2013年11月04日 | 演ずる人びと
きのう深夜に劇団四季の『この生命誰のもの』をやっていて、見始めたのは途中からでしたが、最後まで見ちゃいました。判事の山口嘉三さんは昴の人で、むかし『ハムレット』の題名役もやった人。ほかに俳優座の人も出ていたし、昔俳優座にいて四季に移籍しちゃった人も出ていた。よその劇団から四季に移籍しちゃう人って多いらしいね。四季だと舞台だけで食べていける、とかいう話だった。

間宮芳生さんというと現代音楽のお偉い作曲家なんですが、わたしはこの人の曲は歌ったこともたぶんなくて、わたしにとってこの人の名前は、あの『悪女について』のテーマ曲の作曲家、として記憶されております。

クリムトの「接吻」をバックに、間宮芳生の妖艶な香り漂うテーマ曲が流れましてね。そのころ高校の音楽室の前の廊下にオルガンが置いてあって、ある日の放課後、わたしがいい気になってその『悪女について』のテーマ曲を弾いていたら、ひとりの若い女の先生が、にやりと笑いながら後ろを通っていった。まじまじと顔を見たわけではないけど、気配でにやりとしたのが分かった。「ははあん、この先生も『悪女について』見てるのね」とその時思ったのをいまだに憶えています。

影万里江主演のテレビドラマ『悪女について』についてはもういろんな人がネット上で熱く語っているんだろう。面白かったもん。謎の転落死をとげた富小路公子という女とかかわりのあった老若男女が、毎週一人づつ語り手になって、彼女とのかかわりを証言していく、ってものでした。

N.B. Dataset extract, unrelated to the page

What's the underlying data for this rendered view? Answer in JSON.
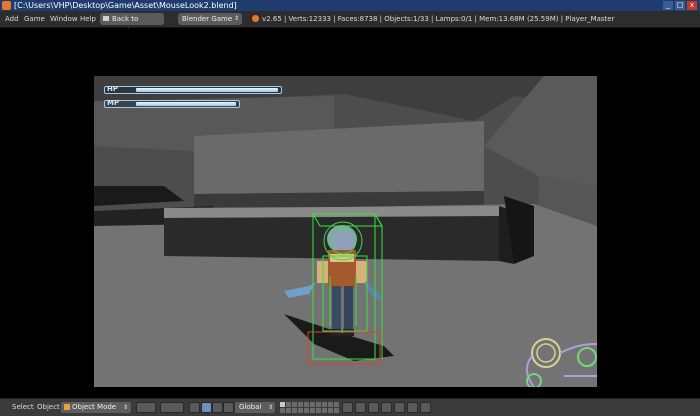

森繁久弥、杉村春子、などなど語り手は多士済々だったんですが、その中に高橋とよがいた。たしか婦長さんの役だった。影万里江を見たのも『悪女について』がはじめてだったけど、高橋とよを見たのもこのドラマがはじめてだった。高橋とよさんとはその後小津映画で顔なじみになるんですが、『悪女について』ではじめて見たときには、なんでこんなおばあさんがこんなところに、というのが正直な感想でした。

影万里江という人は当時劇団四季のスターだったそうですが、情報量の少ないそのころの地方のことですから、謎の女優さんでね。とにかく、テレビでは見かけた憶えのない不思議な感じの女優がいきなり「悪女」役で主演だったので、興味津々で見ていました。